Sounds perfect, right? Well as I said, I was in a weird mood. And you know how I said that French people have a face for business and a face for life? Well I think she was giving me her business face. It all seemed cold and not quite right and, frankly, inhospitable. Not a place I'd love to live. And I just didn't have anything to compare it to.

So I went back to the office and found #2 and #3. And for a passing moment there was a #4 but it was a 7 floor walk up maids room, which I'll explain in a moment, and the owner would only rent for a minimum of a year. Wasn't really ready to make that commitment since as of right now my visa is only for 7 months.

#2
A maids room in the 16th, just across the sienne from the Eiffel tower. You take an alley off a beautiful sloping boulevard to a lift which takes you up 7 stories and then you walk up the last flight and find yourself in a yellowed hallway with a million doors and you open it up and, oh look, there's the Eiffel tower filling my window. It's like a joke. I'm sure that this is where Pixar looked for inspiration for the chef's apartment. But it's basically half the size. It's roughly the size of my mom's walk in closet, probably a little smaller, and going clockwise from the door, let's call that 5 o'clock, you have cot, shower at 9, jutting into the room, table, plastic stool, window with view of Eiffel tower at 12, sink that's roughly the size of a little tykes sink, glorified hot plate, cabinet at 3, back to the door. I was so shocked by the size that I didn't have time for colorful experimentation, but I don't think that there would have been room for me to do a snow angel on the floor. Maybe with the cot at my feet and the window at my head I could have laid out with my arms stretched up into a straight line, which now sounds like it's not a line but an arrow imploring me to jump. Jump out of the window. I think it would have taken very little time for me to go very crazy in that hovel. But what a view.

#3
an interesting option. I would have paid $650 for the summer basically to look after her house. But I wasn't really allowed to use the kitchen. And my "bedroom" was more of an office or studio. No closet. And she spoke about as much English as I spoke French, which is a problem mostly because she would have had trouble giving me instructions. She said it would not work. I said "d'accord." Which may have been perfect or may have just confirmed her wary opinion of me.

So in the end there was really no choice. And thanks to my science of happiness course I knew that that was an easy route to contentedness. Not a word. But anyway, I knew this was my best, and to some extent, only option. The office had helped me. My goddess of a b&b host had helped me. And it seemed that there was no solution better than the one at hand. Voilà. Happy.

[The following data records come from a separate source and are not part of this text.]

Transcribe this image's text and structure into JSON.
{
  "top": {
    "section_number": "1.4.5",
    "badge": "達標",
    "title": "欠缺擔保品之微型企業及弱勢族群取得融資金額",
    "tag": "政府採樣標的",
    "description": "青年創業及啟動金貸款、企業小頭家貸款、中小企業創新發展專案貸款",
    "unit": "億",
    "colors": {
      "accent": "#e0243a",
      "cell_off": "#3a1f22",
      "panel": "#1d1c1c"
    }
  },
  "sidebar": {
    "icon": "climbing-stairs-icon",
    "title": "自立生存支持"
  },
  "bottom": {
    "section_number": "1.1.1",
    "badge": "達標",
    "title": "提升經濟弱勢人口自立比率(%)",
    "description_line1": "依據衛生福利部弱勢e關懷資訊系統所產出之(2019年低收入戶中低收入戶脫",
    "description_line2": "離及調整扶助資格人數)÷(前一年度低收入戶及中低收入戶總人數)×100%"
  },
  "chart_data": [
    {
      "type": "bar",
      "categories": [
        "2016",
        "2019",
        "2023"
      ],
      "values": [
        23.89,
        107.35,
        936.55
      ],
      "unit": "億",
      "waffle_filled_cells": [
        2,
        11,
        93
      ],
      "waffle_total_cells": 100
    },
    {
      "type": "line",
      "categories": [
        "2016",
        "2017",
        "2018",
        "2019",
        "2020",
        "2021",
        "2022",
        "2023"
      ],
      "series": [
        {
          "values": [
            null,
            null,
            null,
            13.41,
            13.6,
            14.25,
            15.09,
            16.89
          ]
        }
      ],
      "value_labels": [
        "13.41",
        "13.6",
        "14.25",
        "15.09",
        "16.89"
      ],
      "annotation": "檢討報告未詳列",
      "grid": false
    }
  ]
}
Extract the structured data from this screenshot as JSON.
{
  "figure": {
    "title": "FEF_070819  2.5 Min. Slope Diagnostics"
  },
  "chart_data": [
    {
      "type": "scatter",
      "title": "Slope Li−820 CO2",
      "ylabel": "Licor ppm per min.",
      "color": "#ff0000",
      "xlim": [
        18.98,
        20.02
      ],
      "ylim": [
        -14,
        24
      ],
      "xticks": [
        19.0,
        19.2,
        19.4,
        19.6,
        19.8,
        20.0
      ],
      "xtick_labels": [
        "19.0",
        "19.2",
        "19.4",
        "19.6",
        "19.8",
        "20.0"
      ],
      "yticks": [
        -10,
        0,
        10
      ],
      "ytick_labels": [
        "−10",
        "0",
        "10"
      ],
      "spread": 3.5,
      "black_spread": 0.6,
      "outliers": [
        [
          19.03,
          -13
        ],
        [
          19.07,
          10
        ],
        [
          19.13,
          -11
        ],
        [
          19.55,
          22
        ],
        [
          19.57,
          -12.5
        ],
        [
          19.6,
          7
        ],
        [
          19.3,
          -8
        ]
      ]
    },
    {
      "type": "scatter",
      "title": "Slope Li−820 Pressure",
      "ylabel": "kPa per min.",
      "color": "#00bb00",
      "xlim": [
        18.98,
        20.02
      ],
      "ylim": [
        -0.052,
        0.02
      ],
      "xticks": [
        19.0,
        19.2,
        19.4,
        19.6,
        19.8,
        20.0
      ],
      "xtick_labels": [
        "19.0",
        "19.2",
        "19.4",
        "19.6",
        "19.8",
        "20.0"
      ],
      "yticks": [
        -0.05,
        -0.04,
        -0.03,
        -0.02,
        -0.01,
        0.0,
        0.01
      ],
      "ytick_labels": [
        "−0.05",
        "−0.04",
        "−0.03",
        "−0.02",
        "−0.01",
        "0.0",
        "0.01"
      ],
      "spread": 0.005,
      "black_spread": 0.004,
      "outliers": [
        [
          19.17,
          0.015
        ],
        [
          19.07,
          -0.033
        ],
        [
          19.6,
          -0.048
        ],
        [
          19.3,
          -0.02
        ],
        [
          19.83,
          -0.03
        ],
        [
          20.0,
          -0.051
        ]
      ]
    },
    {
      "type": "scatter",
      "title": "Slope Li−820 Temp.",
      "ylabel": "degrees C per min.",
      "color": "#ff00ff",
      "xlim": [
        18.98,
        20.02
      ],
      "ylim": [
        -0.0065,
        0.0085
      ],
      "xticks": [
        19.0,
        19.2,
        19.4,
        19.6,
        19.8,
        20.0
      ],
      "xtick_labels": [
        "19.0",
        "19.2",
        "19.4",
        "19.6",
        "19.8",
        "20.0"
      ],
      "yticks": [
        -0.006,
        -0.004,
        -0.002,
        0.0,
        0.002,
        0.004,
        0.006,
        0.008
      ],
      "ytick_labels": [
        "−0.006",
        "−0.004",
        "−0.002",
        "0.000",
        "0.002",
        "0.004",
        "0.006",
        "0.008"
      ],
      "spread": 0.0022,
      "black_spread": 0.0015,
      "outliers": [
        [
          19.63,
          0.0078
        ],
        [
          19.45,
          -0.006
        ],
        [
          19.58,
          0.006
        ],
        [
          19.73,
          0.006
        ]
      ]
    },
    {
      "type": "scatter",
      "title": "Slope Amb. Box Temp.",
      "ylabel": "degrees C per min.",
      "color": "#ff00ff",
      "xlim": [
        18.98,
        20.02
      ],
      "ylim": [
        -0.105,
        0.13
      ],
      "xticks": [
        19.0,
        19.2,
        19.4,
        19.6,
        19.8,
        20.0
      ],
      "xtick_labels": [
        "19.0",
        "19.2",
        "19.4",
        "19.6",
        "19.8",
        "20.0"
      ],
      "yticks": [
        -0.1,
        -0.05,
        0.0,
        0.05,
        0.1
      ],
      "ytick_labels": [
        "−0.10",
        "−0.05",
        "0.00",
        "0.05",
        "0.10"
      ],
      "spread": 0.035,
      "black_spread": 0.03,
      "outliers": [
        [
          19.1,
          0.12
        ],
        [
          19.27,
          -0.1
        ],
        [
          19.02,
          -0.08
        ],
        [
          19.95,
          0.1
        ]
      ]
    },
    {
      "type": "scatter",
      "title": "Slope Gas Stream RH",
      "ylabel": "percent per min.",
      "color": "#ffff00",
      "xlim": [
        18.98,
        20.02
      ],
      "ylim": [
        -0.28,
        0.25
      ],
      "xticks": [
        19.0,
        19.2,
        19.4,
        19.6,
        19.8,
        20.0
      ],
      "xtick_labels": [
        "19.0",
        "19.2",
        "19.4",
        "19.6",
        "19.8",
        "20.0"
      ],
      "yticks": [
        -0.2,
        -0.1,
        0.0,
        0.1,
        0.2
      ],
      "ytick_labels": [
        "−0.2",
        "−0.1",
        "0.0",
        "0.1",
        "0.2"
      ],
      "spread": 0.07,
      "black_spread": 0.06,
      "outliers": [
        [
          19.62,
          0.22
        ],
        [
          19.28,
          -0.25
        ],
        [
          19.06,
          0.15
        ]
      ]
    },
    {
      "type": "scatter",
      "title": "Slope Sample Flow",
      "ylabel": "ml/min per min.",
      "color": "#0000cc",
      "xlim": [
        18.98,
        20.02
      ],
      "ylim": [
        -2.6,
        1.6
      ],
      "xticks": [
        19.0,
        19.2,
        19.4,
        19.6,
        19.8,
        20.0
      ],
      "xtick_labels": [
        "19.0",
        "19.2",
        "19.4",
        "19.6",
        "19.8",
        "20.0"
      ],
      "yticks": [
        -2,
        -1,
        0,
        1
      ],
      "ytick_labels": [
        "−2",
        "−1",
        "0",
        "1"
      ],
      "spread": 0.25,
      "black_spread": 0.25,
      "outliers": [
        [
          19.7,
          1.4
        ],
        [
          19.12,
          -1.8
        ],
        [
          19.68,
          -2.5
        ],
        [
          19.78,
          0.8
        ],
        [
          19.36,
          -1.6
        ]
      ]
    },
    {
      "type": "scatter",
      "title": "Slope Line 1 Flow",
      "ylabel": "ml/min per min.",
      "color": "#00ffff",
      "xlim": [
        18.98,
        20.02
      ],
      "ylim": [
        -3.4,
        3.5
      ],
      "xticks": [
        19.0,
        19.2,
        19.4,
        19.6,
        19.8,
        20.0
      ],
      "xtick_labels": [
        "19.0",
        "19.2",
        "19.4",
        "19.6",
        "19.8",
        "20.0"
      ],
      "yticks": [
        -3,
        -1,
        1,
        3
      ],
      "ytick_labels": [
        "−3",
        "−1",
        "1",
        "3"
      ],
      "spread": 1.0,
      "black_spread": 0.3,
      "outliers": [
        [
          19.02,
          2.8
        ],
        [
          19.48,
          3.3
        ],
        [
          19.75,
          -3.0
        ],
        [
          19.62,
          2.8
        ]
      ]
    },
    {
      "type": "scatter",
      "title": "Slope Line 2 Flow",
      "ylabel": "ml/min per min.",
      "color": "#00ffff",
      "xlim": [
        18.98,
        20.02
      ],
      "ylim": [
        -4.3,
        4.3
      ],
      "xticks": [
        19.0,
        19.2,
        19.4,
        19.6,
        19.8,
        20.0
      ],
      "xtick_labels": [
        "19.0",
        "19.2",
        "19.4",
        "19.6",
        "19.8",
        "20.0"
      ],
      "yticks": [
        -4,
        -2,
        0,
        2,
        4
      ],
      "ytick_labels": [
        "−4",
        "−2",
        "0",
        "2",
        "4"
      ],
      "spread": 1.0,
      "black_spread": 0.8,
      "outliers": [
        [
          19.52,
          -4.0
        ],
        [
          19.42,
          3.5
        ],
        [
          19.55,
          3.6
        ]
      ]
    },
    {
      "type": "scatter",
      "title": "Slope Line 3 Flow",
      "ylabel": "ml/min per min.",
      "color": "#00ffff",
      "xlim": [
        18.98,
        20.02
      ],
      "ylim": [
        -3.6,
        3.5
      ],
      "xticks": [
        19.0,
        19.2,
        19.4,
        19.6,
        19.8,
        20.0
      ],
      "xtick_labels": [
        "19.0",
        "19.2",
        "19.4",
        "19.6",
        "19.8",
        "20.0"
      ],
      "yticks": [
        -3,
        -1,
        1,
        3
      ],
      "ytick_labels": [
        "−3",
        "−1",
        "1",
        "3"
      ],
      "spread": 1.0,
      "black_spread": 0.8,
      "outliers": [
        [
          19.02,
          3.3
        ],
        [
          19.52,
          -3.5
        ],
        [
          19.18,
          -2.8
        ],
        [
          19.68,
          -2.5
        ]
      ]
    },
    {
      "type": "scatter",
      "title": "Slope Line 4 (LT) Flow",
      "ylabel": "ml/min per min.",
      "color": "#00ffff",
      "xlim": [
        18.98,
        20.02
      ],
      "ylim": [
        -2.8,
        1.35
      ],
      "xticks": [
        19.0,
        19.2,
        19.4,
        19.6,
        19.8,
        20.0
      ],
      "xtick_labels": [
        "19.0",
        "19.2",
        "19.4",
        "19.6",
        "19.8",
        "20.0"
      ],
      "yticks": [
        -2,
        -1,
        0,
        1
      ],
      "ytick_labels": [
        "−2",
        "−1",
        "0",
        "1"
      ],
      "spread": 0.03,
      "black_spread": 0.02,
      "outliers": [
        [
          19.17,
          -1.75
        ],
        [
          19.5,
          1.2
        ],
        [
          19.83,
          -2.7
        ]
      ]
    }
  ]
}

That of course isn't how it really went down. Instead, despite knowing the above, I freaked out and looked for all these other places, which in turn confirmed my choice. And the biggest surprise of all came when I dropped off the deposit. Remember the two faces? Well this time I definitely got the social one. She was friendly and loving and welcoming and kind. Total 180. It was so strange and, honestly, such a delightful cosmic gift that I left her home, now my temporary home, so light that I felt as if I could float away.
You know when something weighs in you so heavily but so slowly that you don't even realize it's been crushing you until it is gone? That's finding an apartment in Paris.